The true ending comes a bit later, though, as Gwendolyn finally finds the jewels that her owner hid in a painting and nearly got her killed at the beginning of the film. She uses the money to create an animal shelter for all the animals they freed, and the movie goes black with yet another beautiful song, sung by her and Buster.
Conclusion: I ended up liking this movie a lot more than I thought I would. I gotta admit that my first encounter with this flick (thru the image that I linked at the beginning of the article) didn't give me the best impression either... to me it looked like a cheap animé about musical animals (a topic in which I'm certainly interested, but I wasn't expecting anything that good in return for my time). Boy I was wrong!
Is not only obvious that a lot of love went into making this flick (the vixen part at the first capture wasn't necessary and there it is, however, fully animated too) but it is also obvious that everybody involved in the production of this film was a very talented professional.
Some of the CGI effects (that I won't be tired of praising) are top-notch and we wouldn't be seeing something like that until several years later, in series like Invader Zim (and even there the technique was scantly used).
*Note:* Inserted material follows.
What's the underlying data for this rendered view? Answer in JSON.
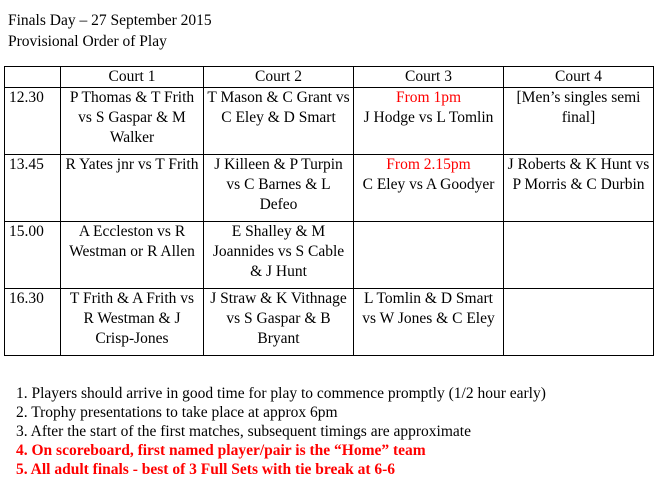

The regular 2D Animation is also excellent, and I don't think that I will be able to find any mistake on it (not that I want to). Some of the designs are simply fantastic (the crowd at the theater during "Song of Freedom" is fantastically varied and detailed... not your average two guys cloned all over the place). On the other hand, the backgrounds aren't anything special (but that's the exception rather than the rule), and I didn't say that they look bad, they aren't THAT good, but they are good.
If I have to choose two highlights of the designs, I will have to go with Gwendolyn's dance during the aforementioned "Song of Freedom" and Dr Greed's design as a whole. The first one is a slow-placed choreography synched with the music and accompanied with great facial expressions to make a whole concert out of a 2D character, while our main villain looks like a (much healthier) extremely evil version of Mr Burns. We get a lot from that guy just by the way he walks across the room, and his silent expressions of pure rage say a lot to the viewer. He is one of the most engaging villains that I have ever seen, and that's in large part due to his design and the way he is animated. Kudos to people who made this.
As for the music... well, this IS a musical, so a little quality was something to be expected but... boy, this surpassed my expectations. As not every piece of animation it's a winner, not every song it's perfect, but most of them really are, and that's what it counts. Of course that most of the songs were written to either Oleta Adams or Zucchero Fornaciari but I was truly impressed by the rest of the main cast (mostly because I wasn't really expecting anything from them, but still); Mario Adorf (Fred's voice) and Bernd Schramm (Buster's) proved to be quite talented, and the two songs they sung "solo" stand out amongst the broader elements of the soundtrack due to the simplistic -yet a little over the top- rhythm they utilize.
Another memorable song is Powertool's (the gigantic CGI robot mentioned earlier in the article). His song -filtered to sound mechanic- is strangely catchy, even with all those filters giving it a graver tone. It was one of those things that could have gone incredibly right or incredibly wrong, and fortunately, this was a hit.
Woah, did I really write all this? Yeah... I better shut up now. But one last thing before that happens... Go watch the darn movie! It's worth it!